Piper's doing well and adjusting to her loss of sight quite nicely. She was whining and groaning quite a bit when we first brought her home but she seems to be out of pain now and is staring to learn to map the house. She has no problem finding her food dish! She's always had a healthy appetite and losing her eye sight has not affected that in the least! I've been really impressed - her regular vet that she saw when she first got the infection has called us three times after hours to check on how she's doing and sent us a website she found on blind dog resources. And today, we got a package in the mail from the eye care specialist with a plush toy for her. She is going to be one spoiled, pampered dog!
Anyway, back to the stuffed peppers. These are one of my favorite go to dinners during the winter time. I actually made up the recipe for them right before I met Matt and they were one of the first dinners I made for him when we started dating. He'd never had stuffed peppers before I made them for him. They were actually also one of the first things I had made with soy crumbles (since Matt is vegetarian) and to tell you the truth, I actually like these with soy crumbles better than ground beef!
Hope you enjoy this recipe!
- 1 lb ground beef or a package of soy crumbles
- 3 or 4 bell peppers (depending on how full you want to stuff them)
- Half jar of spaghetti sauce (we use our favorite brand, Chefs)

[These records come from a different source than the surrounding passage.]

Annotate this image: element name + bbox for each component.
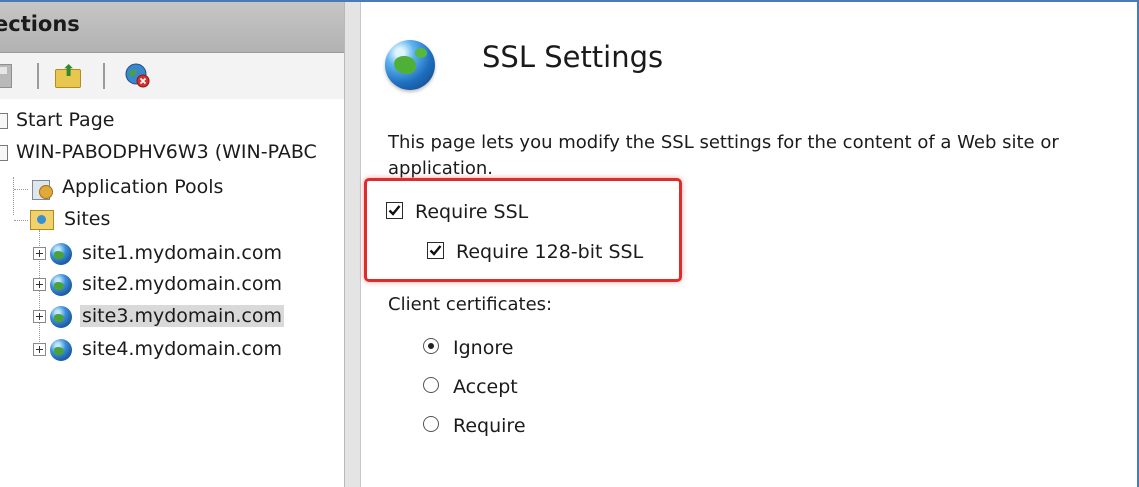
up-folder-icon[interactable]: ⬆	[55, 61, 81, 88]
connections-toolbar: ⬆	[0, 53, 344, 99]
globe-icon	[50, 338, 72, 361]
radio-unselected-icon[interactable]	[423, 415, 439, 432]
checkbox-checked-icon[interactable]	[386, 202, 403, 219]
tree-line	[13, 177, 14, 215]
require-ssl-label: Require SSL	[415, 201, 529, 223]
server-icon	[0, 144, 8, 161]
require-128-bit-ssl-checkbox[interactable]: Require 128-bit SSL	[427, 240, 643, 264]
save-icon[interactable]	[0, 64, 12, 88]
tree-item-site4[interactable]: site4.mydomain.com	[33, 335, 284, 363]
expand-icon[interactable]	[33, 247, 46, 260]
require-128-bit-ssl-label: Require 128-bit SSL	[456, 241, 644, 263]
checkbox-checked-icon[interactable]	[427, 242, 444, 259]
connections-title: ections	[0, 12, 80, 36]
expand-icon[interactable]	[33, 343, 46, 356]
radio-selected-icon[interactable]	[423, 337, 439, 354]
page-title: SSL Settings	[482, 40, 664, 74]
tree-item-site3[interactable]: site3.mydomain.com	[33, 302, 284, 330]
expand-icon[interactable]	[33, 310, 46, 323]
tree-item-site1[interactable]: site1.mydomain.com	[33, 239, 284, 267]
client-certificates-label: Client certificates:	[388, 294, 553, 315]
app-pool-icon	[30, 177, 53, 200]
connections-pane: ections ⬆ Start Page WIN-PABODPHV6W3 (WI…	[0, 2, 344, 487]
require-ssl-checkbox[interactable]: Require SSL	[386, 200, 528, 224]
radio-require-label: Require	[453, 415, 526, 437]
pane-splitter[interactable]	[344, 2, 361, 487]
toolbar-separator	[37, 63, 39, 89]
tree-item-start-page[interactable]: Start Page	[0, 106, 116, 134]
globe-icon	[50, 273, 72, 296]
page-icon	[0, 112, 8, 129]
tree-item-sites[interactable]: Sites	[30, 205, 112, 233]
tree-item-site2[interactable]: site2.mydomain.com	[33, 270, 284, 298]
radio-accept[interactable]: Accept	[423, 375, 518, 399]
highlight-box	[364, 178, 682, 282]
radio-require[interactable]: Require	[423, 414, 526, 438]
tree-line	[14, 189, 28, 190]
disconnect-icon[interactable]	[124, 62, 151, 89]
globe-icon	[50, 305, 72, 328]
ssl-settings-pane: SSL Settings This page lets you modify t…	[361, 2, 1137, 487]
sites-folder-icon	[30, 209, 54, 230]
tree-item-server[interactable]: WIN-PABODPHV6W3 (WIN-PABC	[0, 138, 319, 166]
globe-icon	[50, 242, 72, 265]
toolbar-separator	[103, 63, 105, 89]
expand-icon[interactable]	[33, 278, 46, 291]
radio-ignore-label: Ignore	[453, 337, 514, 359]
radio-unselected-icon[interactable]	[423, 376, 439, 393]
connections-header: ections	[0, 2, 344, 53]
tree-line	[14, 220, 28, 221]
radio-accept-label: Accept	[453, 376, 518, 398]
radio-ignore[interactable]: Ignore	[423, 336, 513, 360]
tree-item-application-pools[interactable]: Application Pools	[30, 173, 225, 201]
ssl-globe-icon	[385, 40, 435, 90]
iis-manager-window: ections ⬆ Start Page WIN-PABODPHV6W3 (WI…	[0, 0, 1139, 487]
page-description: This page lets you modify the SSL settin…	[388, 132, 1059, 179]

- 1 package of 10 minute success rice
- 1 package (2 cups) cheese
- Heat the oven to 350 degrees.
- Boil a medium-large pot of water. While the water is boiling, cut your peppers in half length-wise. Cut out the stem and scoop out the innards so that there are no seeds.
- When the water is boiled, stick your bag of rice in for 10 minutes. As mentioned in the ingredients we buy the 10 minute boil-in-a-bag success rice because it's nice and easy. If you're a rice snob you can make it from scratch but I think it tastes delicious with the boil-in-a-bag stuff.
- While the rice is cooking start cooking your meat in a medium sized pan.
- When the rice is done cooking, remove the bag from the water but don't pour out the water from the pan.
- Stick your pepper halves in the rice water for 3 minutes to soften them slightly.
- While the peppers are in the water, add your cooked rice to your browned meat. If you are using ground beef, I would recommend draining the meat before adding the rice.
- Stir in the sauce and about 3/4 cup to one cup of cheese. Let everything cook together for a minute or two.
- Remove the peppers from the water and place them in an oven safe dish. Scoop generous helpings of filling into the pepper halves and top with more cheese.
- Place the dish in the oven for about 20 minutes.
- Remove and enjoy! They will be pretty hot so I'd recommend letting them cool for about 5-10 minutes.